I told him Tuesday morning that mom was waiting for him and it was time for him to leave this world and I that I loved him and thanked him for being such a great father to me. I was a ******* as teen, and we hated each back then. Wasn't until my mid 20's that I realized how right he was.
All things considered, his quick death was a blessing. Caring for him was getting progressively harder, and we were discussing in home health care options as we didn't even want to think about assisted living, as my wife was certain that would kill him.
Thing is, going downstairs to the basement now feels totally strange knowing he's not there.
He had a great life. Retired from the air force in his 40's (traveled the world and took us with him sometimes), retired after another 15 year gig in commercial insurance, then worked for the state for another 10 years, then in his 70's work at a fly fishing shop so he could get trip deals and fishing gear LOL Married for 40 years, loved his wife until she left this world, and was a better man than I could ever hope to be.
Only thing I need to do now is get his ashes up to Indian Town Gap so he can be laid with mom.
Also need to make up to my wife. She was upset that I forced her to leave with her mom on Sunday. This trip had been long planned though, and she needed some time with her mom IMO. We talked, she understands why I made her leave, but I also now understand that she has always loved my dad like he was hers.

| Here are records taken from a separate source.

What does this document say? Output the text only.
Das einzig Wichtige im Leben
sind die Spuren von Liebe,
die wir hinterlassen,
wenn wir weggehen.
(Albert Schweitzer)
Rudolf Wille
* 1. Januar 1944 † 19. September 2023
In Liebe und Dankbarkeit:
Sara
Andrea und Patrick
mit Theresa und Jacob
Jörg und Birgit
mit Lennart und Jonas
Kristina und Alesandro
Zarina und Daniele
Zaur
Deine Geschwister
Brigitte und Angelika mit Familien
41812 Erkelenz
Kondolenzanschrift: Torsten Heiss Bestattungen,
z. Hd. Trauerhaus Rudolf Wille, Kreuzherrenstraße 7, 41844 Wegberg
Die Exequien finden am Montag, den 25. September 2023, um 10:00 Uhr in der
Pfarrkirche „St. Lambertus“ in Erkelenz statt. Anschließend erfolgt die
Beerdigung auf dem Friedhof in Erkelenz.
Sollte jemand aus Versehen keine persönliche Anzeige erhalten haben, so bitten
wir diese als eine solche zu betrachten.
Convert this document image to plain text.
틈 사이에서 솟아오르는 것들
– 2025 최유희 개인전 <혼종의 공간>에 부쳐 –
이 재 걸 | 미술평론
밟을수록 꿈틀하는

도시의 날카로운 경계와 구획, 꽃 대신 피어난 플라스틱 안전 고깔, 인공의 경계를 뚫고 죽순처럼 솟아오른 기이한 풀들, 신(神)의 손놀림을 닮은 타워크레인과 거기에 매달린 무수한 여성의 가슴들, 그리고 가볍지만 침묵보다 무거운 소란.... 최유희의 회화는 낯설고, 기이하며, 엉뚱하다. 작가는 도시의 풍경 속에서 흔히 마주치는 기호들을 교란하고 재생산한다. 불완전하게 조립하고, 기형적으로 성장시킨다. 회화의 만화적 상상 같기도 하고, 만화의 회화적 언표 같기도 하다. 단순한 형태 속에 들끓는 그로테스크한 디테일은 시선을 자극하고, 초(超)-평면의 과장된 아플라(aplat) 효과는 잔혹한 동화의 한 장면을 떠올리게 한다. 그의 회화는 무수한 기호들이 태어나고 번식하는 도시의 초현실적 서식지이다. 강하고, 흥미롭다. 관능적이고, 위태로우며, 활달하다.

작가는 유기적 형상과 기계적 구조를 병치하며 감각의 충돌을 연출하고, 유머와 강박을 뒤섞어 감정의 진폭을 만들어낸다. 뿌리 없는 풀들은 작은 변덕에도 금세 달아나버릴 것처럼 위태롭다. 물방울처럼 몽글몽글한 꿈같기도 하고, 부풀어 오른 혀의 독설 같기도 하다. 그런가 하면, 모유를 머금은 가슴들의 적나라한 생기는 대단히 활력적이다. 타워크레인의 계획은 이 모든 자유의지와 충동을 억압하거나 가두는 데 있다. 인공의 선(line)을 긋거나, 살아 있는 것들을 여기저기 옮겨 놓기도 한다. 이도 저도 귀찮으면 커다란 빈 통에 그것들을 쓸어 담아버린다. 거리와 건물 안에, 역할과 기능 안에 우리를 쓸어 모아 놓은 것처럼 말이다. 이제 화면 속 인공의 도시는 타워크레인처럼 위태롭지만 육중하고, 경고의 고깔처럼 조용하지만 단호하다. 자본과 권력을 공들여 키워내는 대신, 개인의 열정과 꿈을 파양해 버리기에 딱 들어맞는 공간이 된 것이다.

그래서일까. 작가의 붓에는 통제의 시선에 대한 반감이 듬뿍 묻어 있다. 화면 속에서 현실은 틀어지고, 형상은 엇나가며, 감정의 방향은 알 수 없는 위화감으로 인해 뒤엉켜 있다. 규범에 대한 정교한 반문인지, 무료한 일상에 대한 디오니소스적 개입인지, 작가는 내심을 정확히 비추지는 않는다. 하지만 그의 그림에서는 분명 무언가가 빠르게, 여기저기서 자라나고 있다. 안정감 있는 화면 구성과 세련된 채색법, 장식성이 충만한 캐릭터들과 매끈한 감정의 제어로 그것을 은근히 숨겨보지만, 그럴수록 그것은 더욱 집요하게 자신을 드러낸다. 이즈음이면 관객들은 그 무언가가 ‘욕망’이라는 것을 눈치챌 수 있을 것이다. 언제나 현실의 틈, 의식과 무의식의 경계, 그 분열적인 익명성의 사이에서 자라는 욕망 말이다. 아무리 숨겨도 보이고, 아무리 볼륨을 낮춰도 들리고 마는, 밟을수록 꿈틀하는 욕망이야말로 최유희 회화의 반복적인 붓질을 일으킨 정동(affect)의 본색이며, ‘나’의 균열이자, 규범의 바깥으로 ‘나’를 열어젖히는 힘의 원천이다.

She'll be coming home a week early, and hopefully her aunt will go to where they're staying so her mom can stay the full 2 weeks.
One morning the later part of March she got up off a portable commode and fell while I was in the bathroom. As a result of the fall she broke her right leg just above the knee. She was taken to the Hospital by Ambulance and a steel rod and pins were put in her leg and sent back home four days later in an Ambulance. The Doctor advised therapy in his opinion was not a treatment she could do, tolerate or understand and she would be better off at home continuing to receive treatment from me and the Hospice Care Givers.
The Hospice Care people and myself kept her alive until the morning of May 25th when she passed.